Ermittler haben einen großen Schlag gegen einen Chemikalien-Großhandel und mehrere illegale Drogenküchen geführt. Unter den sechs in Deutschland entdeckten Laboren war auch eine Anlage in Brandenburg. Jetzt werden immer mehr Details bekannt.
Schon wieder ein Drogenlabor in Nauen
Im bislang größten Einsatz gegen Hersteller synthetischer Drogen räumten deutsche Behörden am Mittwoch sechs Labore und nahmen 45 Verdächtige fest – eines davon im brandenburgischen Nauen. Europaweit wurden insgesamt 24 Labore entdeckt und 85 Menschen festgesetzt, wie Europol in Den Haag meldete.
Die deutschen Standorte lagen in Nauen (Brandenburg), Kerpen, Hagen und Neunkirchen-Seelscheid (NRW), Wolfenbüttel (Niedersachsen) sowie in Quickborn/Kummerfeld (Schleswig-Holstein).

Wir erinnern uns: Bereits Ende Oktober hatten Ermittler in Nauen ein riesiges Labor ausgehoben, in dem massenweise illegale Partydrogen produziert wurden.
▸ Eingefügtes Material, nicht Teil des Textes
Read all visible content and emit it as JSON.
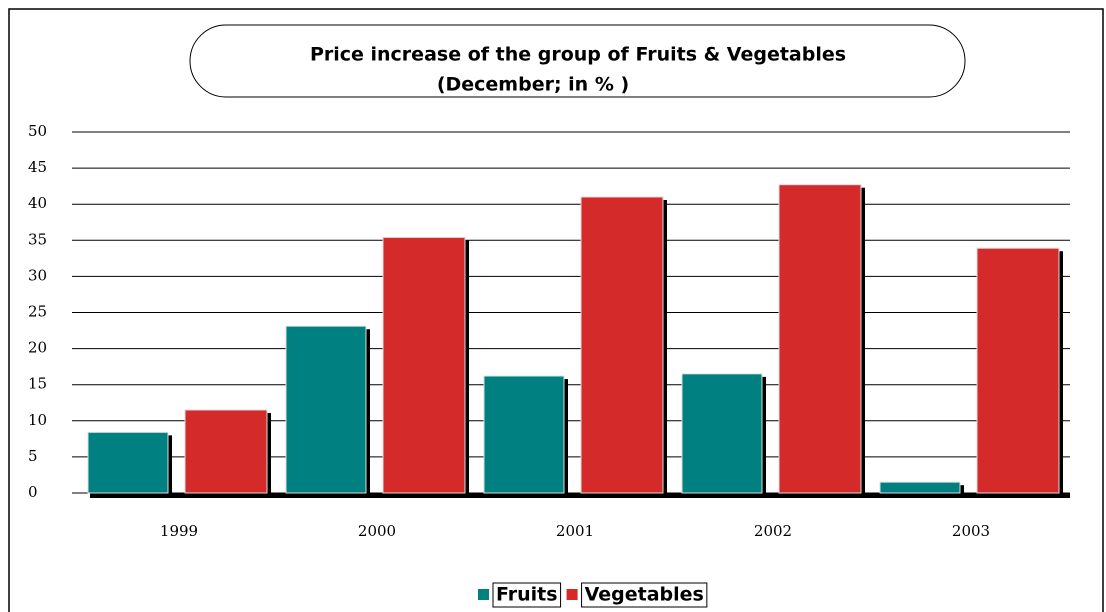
{
  "chart_data": {
    "type": "bar",
    "title": "Price increase of the group of Fruits & Vegetables",
    "subtitle": "(December; in % )",
    "categories": [
      "1999",
      "2000",
      "2001",
      "2002",
      "2003"
    ],
    "series": [
      {
        "name": "Fruits",
        "color": "#008080",
        "values": [
          8.4,
          23.1,
          16.2,
          16.5,
          1.5
        ]
      },
      {
        "name": "Vegetables",
        "color": "#d42a2a",
        "values": [
          11.5,
          35.4,
          41.0,
          42.7,
          33.9
        ]
      }
    ],
    "ylim": [
      0,
      50
    ],
    "yticks": [
      0,
      5,
      10,
      15,
      20,
      25,
      30,
      35,
      40,
      45,
      50
    ],
    "grid": true,
    "legend": "bottom"
  }
}
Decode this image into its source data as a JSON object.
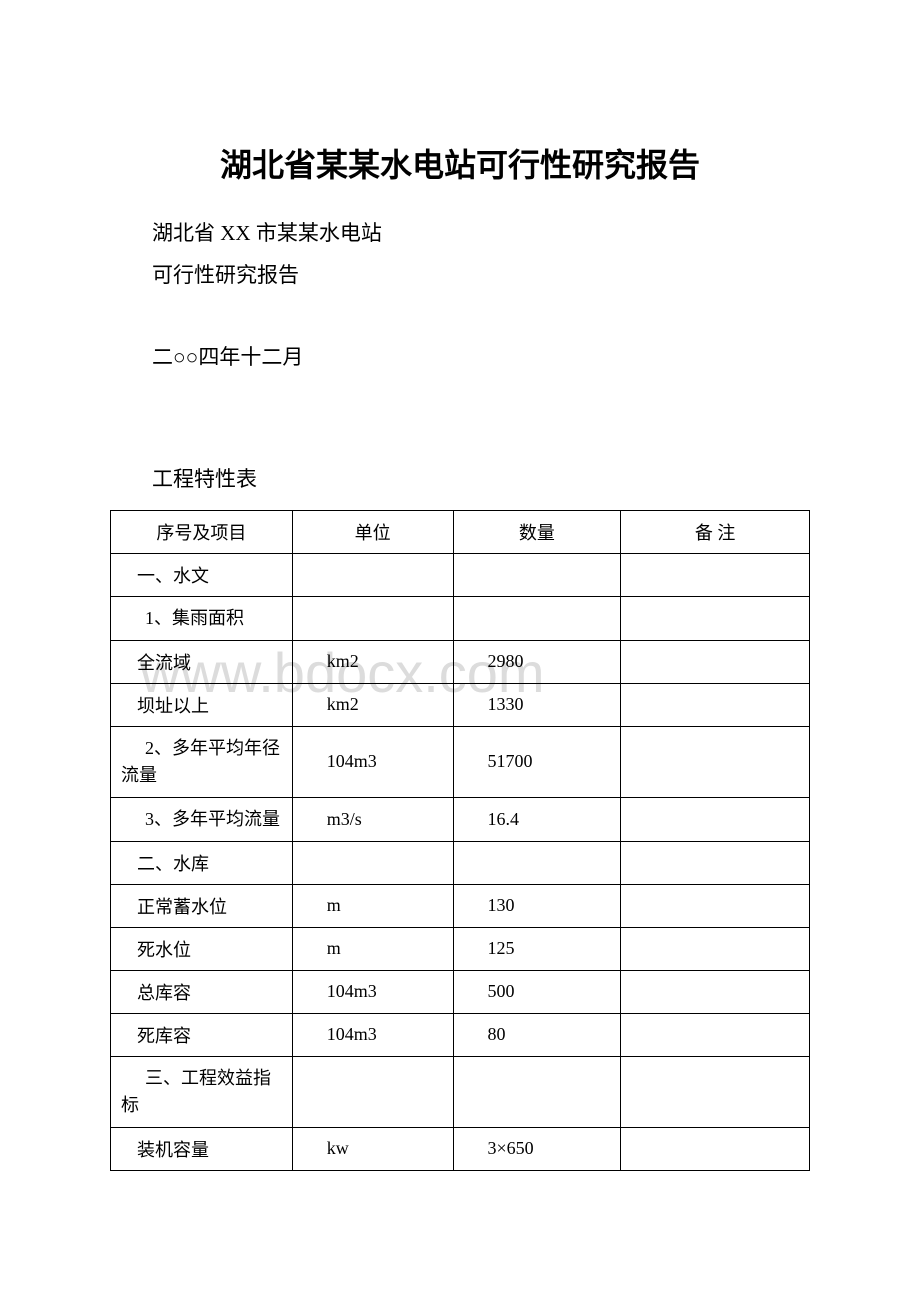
{
  "watermark": "www.bdocx.com",
  "title": "湖北省某某水电站可行性研究报告",
  "paragraphs": {
    "p1": "湖北省 XX 市某某水电站",
    "p2": "可行性研究报告",
    "p3": "二○○四年十二月",
    "section": "工程特性表"
  },
  "table": {
    "headers": {
      "c1": "序号及项目",
      "c2": "单位",
      "c3": "数量",
      "c4": "备 注"
    },
    "rows": [
      {
        "c1": "一、水文",
        "c2": "",
        "c3": "",
        "c4": "",
        "wrap": false
      },
      {
        "c1": "1、集雨面积",
        "c2": "",
        "c3": "",
        "c4": "",
        "wrap": true
      },
      {
        "c1": "全流域",
        "c2": "km2",
        "c3": "2980",
        "c4": "",
        "wrap": false
      },
      {
        "c1": "坝址以上",
        "c2": "km2",
        "c3": "1330",
        "c4": "",
        "wrap": false
      },
      {
        "c1": "2、多年平均年径流量",
        "c2": "104m3",
        "c3": "51700",
        "c4": "",
        "wrap": true
      },
      {
        "c1": "3、多年平均流量",
        "c2": "m3/s",
        "c3": "16.4",
        "c4": "",
        "wrap": true
      },
      {
        "c1": "二、水库",
        "c2": "",
        "c3": "",
        "c4": "",
        "wrap": false
      },
      {
        "c1": "正常蓄水位",
        "c2": "m",
        "c3": "130",
        "c4": "",
        "wrap": false
      },
      {
        "c1": "死水位",
        "c2": "m",
        "c3": "125",
        "c4": "",
        "wrap": false
      },
      {
        "c1": "总库容",
        "c2": "104m3",
        "c3": "500",
        "c4": "",
        "wrap": false
      },
      {
        "c1": "死库容",
        "c2": "104m3",
        "c3": "80",
        "c4": "",
        "wrap": false
      },
      {
        "c1": "三、工程效益指标",
        "c2": "",
        "c3": "",
        "c4": "",
        "wrap": true
      },
      {
        "c1": "装机容量",
        "c2": "kw",
        "c3": "3×650",
        "c4": "",
        "wrap": false
      }
    ]
  },
  "colors": {
    "text": "#000000",
    "border": "#000000",
    "background": "#ffffff",
    "watermark": "#dcdcdc"
  }
}
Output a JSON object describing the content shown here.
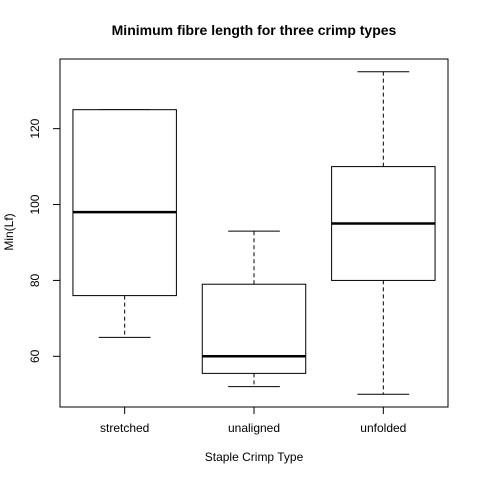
{
  "chart_data": {
    "type": "boxplot",
    "title": "Minimum fibre length for three crimp types",
    "xlabel": "Staple Crimp Type",
    "ylabel": "Min(Lf)",
    "categories": [
      "stretched",
      "unaligned",
      "unfolded"
    ],
    "boxes": [
      {
        "name": "stretched",
        "whisker_low": 65,
        "q1": 76,
        "median": 98,
        "q3": 125,
        "whisker_high": 125
      },
      {
        "name": "unaligned",
        "whisker_low": 52,
        "q1": 55.5,
        "median": 60,
        "q3": 79,
        "whisker_high": 93
      },
      {
        "name": "unfolded",
        "whisker_low": 50,
        "q1": 80,
        "median": 95,
        "q3": 110,
        "whisker_high": 135
      }
    ],
    "yticks": [
      60,
      80,
      100,
      120
    ],
    "ytick_labels": [
      "60",
      "80",
      "100",
      "120"
    ],
    "ylim": [
      46.64,
      138.36
    ],
    "grid": false,
    "colors": {
      "box_fill": "#ffffff",
      "stroke": "#000000",
      "background": "#ffffff"
    }
  }
}
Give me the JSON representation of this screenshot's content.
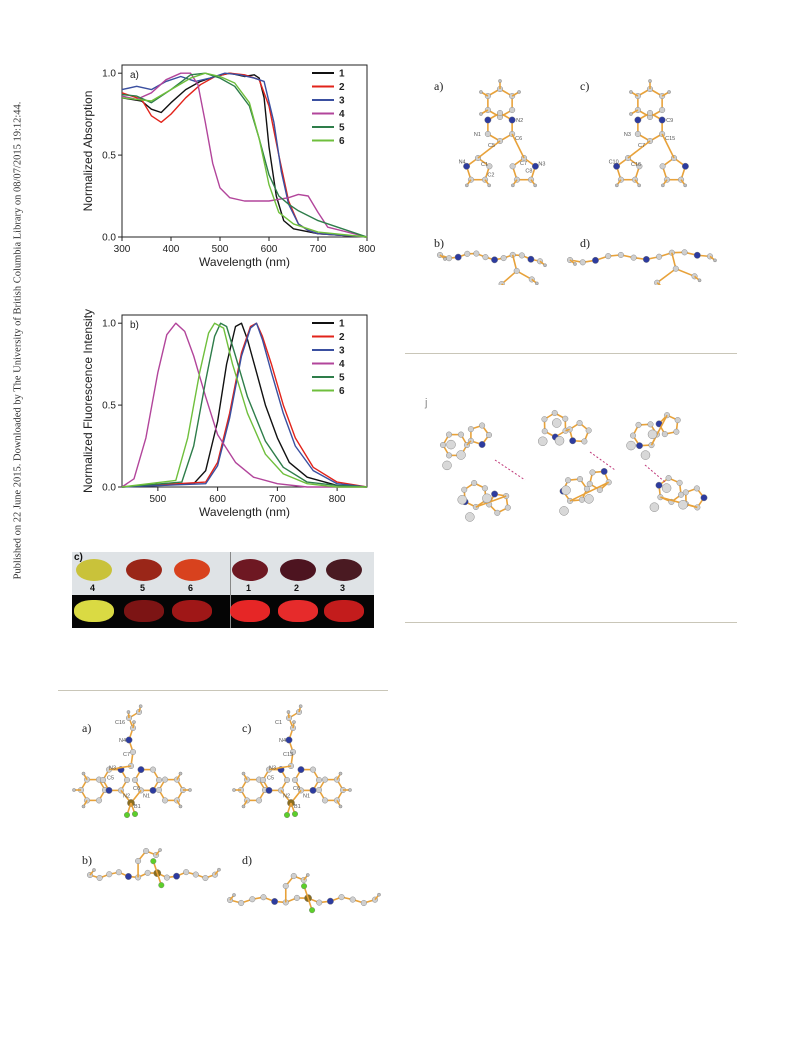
{
  "sidebar_note": "Published on 22 June 2015. Downloaded by The University of British Columbia Library on 08/07/2015 19:12:44.",
  "chart_data": [
    {
      "type": "line",
      "panel_label": "a)",
      "xlabel": "Wavelength (nm)",
      "ylabel": "Normalized Absorption",
      "xlim": [
        300,
        800
      ],
      "ylim": [
        0,
        1.05
      ],
      "xticks": [
        "300",
        "400",
        "500",
        "600",
        "700",
        "800"
      ],
      "yticks": [
        "0.0",
        "0.5",
        "1.0"
      ],
      "legend_position": "top-right",
      "series": [
        {
          "name": "1",
          "color": "#111111",
          "x": [
            300,
            320,
            340,
            360,
            380,
            400,
            430,
            460,
            490,
            520,
            550,
            570,
            580,
            590,
            600,
            615,
            630,
            650,
            700,
            800
          ],
          "y": [
            0.85,
            0.84,
            0.83,
            0.78,
            0.76,
            0.82,
            0.9,
            0.95,
            0.98,
            1.0,
            0.98,
            0.99,
            0.97,
            0.85,
            0.55,
            0.25,
            0.1,
            0.05,
            0.02,
            0.0
          ]
        },
        {
          "name": "2",
          "color": "#e2231a",
          "x": [
            300,
            320,
            340,
            360,
            380,
            400,
            430,
            460,
            490,
            520,
            550,
            580,
            600,
            620,
            640,
            660,
            680,
            700,
            800
          ],
          "y": [
            0.88,
            0.86,
            0.84,
            0.74,
            0.7,
            0.75,
            0.85,
            0.93,
            0.98,
            1.0,
            0.99,
            0.96,
            0.8,
            0.5,
            0.22,
            0.08,
            0.04,
            0.02,
            0.0
          ]
        },
        {
          "name": "3",
          "color": "#3a4fa0",
          "x": [
            300,
            330,
            360,
            390,
            420,
            450,
            480,
            510,
            540,
            570,
            590,
            610,
            625,
            640,
            660,
            680,
            700,
            800
          ],
          "y": [
            0.9,
            0.92,
            0.9,
            0.95,
            0.98,
            0.95,
            0.97,
            1.0,
            0.99,
            0.97,
            0.95,
            0.7,
            0.4,
            0.2,
            0.08,
            0.04,
            0.02,
            0.0
          ]
        },
        {
          "name": "4",
          "color": "#b2459b",
          "x": [
            300,
            330,
            360,
            390,
            420,
            440,
            455,
            470,
            485,
            500,
            520,
            550,
            600,
            640,
            660,
            680,
            700,
            720,
            800
          ],
          "y": [
            0.86,
            0.84,
            0.88,
            0.96,
            1.0,
            1.0,
            0.93,
            0.7,
            0.45,
            0.3,
            0.24,
            0.22,
            0.22,
            0.24,
            0.26,
            0.25,
            0.15,
            0.06,
            0.0
          ]
        },
        {
          "name": "5",
          "color": "#2e7d4a",
          "x": [
            300,
            330,
            360,
            400,
            440,
            470,
            500,
            530,
            560,
            580,
            600,
            620,
            640,
            660,
            700,
            750,
            800
          ],
          "y": [
            0.87,
            0.86,
            0.82,
            0.9,
            0.99,
            1.0,
            0.97,
            0.92,
            0.8,
            0.6,
            0.38,
            0.25,
            0.2,
            0.16,
            0.1,
            0.05,
            0.0
          ]
        },
        {
          "name": "6",
          "color": "#6fbf3c",
          "x": [
            300,
            330,
            360,
            400,
            440,
            470,
            500,
            530,
            560,
            580,
            600,
            620,
            650,
            700,
            800
          ],
          "y": [
            0.85,
            0.84,
            0.83,
            0.9,
            0.97,
            1.0,
            0.98,
            0.94,
            0.82,
            0.6,
            0.32,
            0.15,
            0.08,
            0.03,
            0.0
          ]
        }
      ]
    },
    {
      "type": "line",
      "panel_label": "b)",
      "xlabel": "Wavelength (nm)",
      "ylabel": "Normalized Fluorescence Intensity",
      "xlim": [
        440,
        850
      ],
      "ylim": [
        0,
        1.05
      ],
      "xticks": [
        "500",
        "600",
        "700",
        "800"
      ],
      "yticks": [
        "0.0",
        "0.5",
        "1.0"
      ],
      "legend_position": "top-right",
      "series": [
        {
          "name": "1",
          "color": "#111111",
          "x": [
            440,
            560,
            580,
            600,
            615,
            630,
            640,
            650,
            665,
            680,
            700,
            720,
            750,
            800,
            850
          ],
          "y": [
            0,
            0.02,
            0.1,
            0.4,
            0.75,
            0.98,
            1.0,
            0.9,
            0.7,
            0.5,
            0.3,
            0.15,
            0.06,
            0.01,
            0
          ]
        },
        {
          "name": "2",
          "color": "#e2231a",
          "x": [
            440,
            580,
            600,
            620,
            640,
            655,
            665,
            675,
            690,
            710,
            730,
            760,
            800,
            850
          ],
          "y": [
            0,
            0.03,
            0.15,
            0.45,
            0.82,
            0.98,
            1.0,
            0.92,
            0.75,
            0.5,
            0.3,
            0.12,
            0.03,
            0
          ]
        },
        {
          "name": "3",
          "color": "#3a4fa0",
          "x": [
            440,
            580,
            600,
            620,
            640,
            655,
            665,
            675,
            690,
            710,
            730,
            760,
            800,
            850
          ],
          "y": [
            0,
            0.02,
            0.13,
            0.42,
            0.8,
            0.97,
            1.0,
            0.9,
            0.7,
            0.45,
            0.25,
            0.1,
            0.02,
            0
          ]
        },
        {
          "name": "4",
          "color": "#b2459b",
          "x": [
            440,
            460,
            480,
            500,
            515,
            530,
            545,
            560,
            580,
            600,
            630,
            660,
            700,
            750,
            850
          ],
          "y": [
            0,
            0.05,
            0.3,
            0.7,
            0.93,
            1.0,
            0.95,
            0.8,
            0.55,
            0.32,
            0.15,
            0.06,
            0.02,
            0,
            0
          ]
        },
        {
          "name": "5",
          "color": "#2e7d4a",
          "x": [
            440,
            540,
            560,
            580,
            595,
            605,
            615,
            630,
            650,
            680,
            710,
            750,
            800,
            850
          ],
          "y": [
            0,
            0.03,
            0.25,
            0.65,
            0.92,
            1.0,
            0.98,
            0.8,
            0.55,
            0.28,
            0.12,
            0.03,
            0.01,
            0
          ]
        },
        {
          "name": "6",
          "color": "#6fbf3c",
          "x": [
            440,
            530,
            550,
            570,
            585,
            595,
            610,
            625,
            650,
            680,
            710,
            750,
            800,
            850
          ],
          "y": [
            0,
            0.04,
            0.3,
            0.7,
            0.94,
            1.0,
            0.97,
            0.75,
            0.45,
            0.2,
            0.08,
            0.02,
            0,
            0
          ]
        }
      ]
    }
  ],
  "photo_panel": {
    "label": "c)",
    "labels": [
      "4",
      "5",
      "6",
      "1",
      "2",
      "3"
    ],
    "daylight_colors": [
      "#c9c23a",
      "#9a2618",
      "#d8421e",
      "#6e1822",
      "#4d1420",
      "#4a1a22"
    ],
    "uv_colors": [
      "#f2f24a",
      "#8a1616",
      "#b01a1a",
      "#ff2a2a",
      "#ff3030",
      "#d81f1f"
    ]
  },
  "crystal_top": {
    "a_label": "a)",
    "b_label": "b)",
    "c_label": "c)",
    "d_label": "d)",
    "atoms_a": [
      "N1",
      "N2",
      "C5",
      "C6",
      "N4",
      "C1",
      "C7",
      "C2",
      "C8",
      "N3"
    ],
    "atoms_c": [
      "N3",
      "C9",
      "C7",
      "C15",
      "C10",
      "C16"
    ]
  },
  "packing_label": "j",
  "crystal_bottom": {
    "a_label": "a)",
    "b_label": "b)",
    "c_label": "c)",
    "d_label": "d)",
    "atoms_a": [
      "C16",
      "N4",
      "C7",
      "N3",
      "C5",
      "C6",
      "N2",
      "N1",
      "B1"
    ],
    "atoms_c": [
      "C1",
      "N4",
      "C13",
      "N3",
      "C5",
      "C6",
      "N2",
      "N1",
      "B1"
    ]
  }
}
Zwölf riesige Container voller Chemikalien und Müll wurden damals aus der Halle einer Drogenbande im Industriegebiet geholt.
Funde in gigantischem Ausmaß
Bundesweit stellten Polizei und Zoll diese Woche mehr als 800 Kilo synthetische Drogen sowie rund 160.000 Liter hochgiftigen Chemie-Müll sicher. Bei zwei weiteren Durchsuchungen am vergangenen Freitag kamen in Papenburg (Niedersachsen) erneut 15.000 Liter Chemikalienabfälle zum Vorschein.
Außerdem eine professionelle Cannabisplantage mit über 1300 Pflanzen im Kreis Borken. Auch dort gab es eine weitere Festnahme. Europol koordinierte die europaweiten Aktionen.
„In dieser Dimension einmalig“
„Dieser Schlag europäischer Sicherheitsbehörden im Kampf gegen synthetische Drogen ist in dieser Dimension bislang einmalig“, sagte Friedo de Vries, Präsident der Polizeidirektion Osnabrück. Eine spezielle Osnabrücker Ermittlungsgruppe spielte eine Schlüsselrolle. Die Dimension der Funde zeige, wie wichtig es sei, Kinder und Jugendliche besser vor synthetischen Drogen zu schützen – eine Aufgabe für die ganze Gesellschaft.

Das Zollkriminalamt erklärte, der Ursprung der Ermittlungen liege bei einem polnischen Unternehmen, das Chemikalien für die Drogensynthese verteilte. Die Stoffe seien oft aus China importiert worden und gelangten von Polen aus entweder in Zwischenlager oder direkt in die Drogenlabore.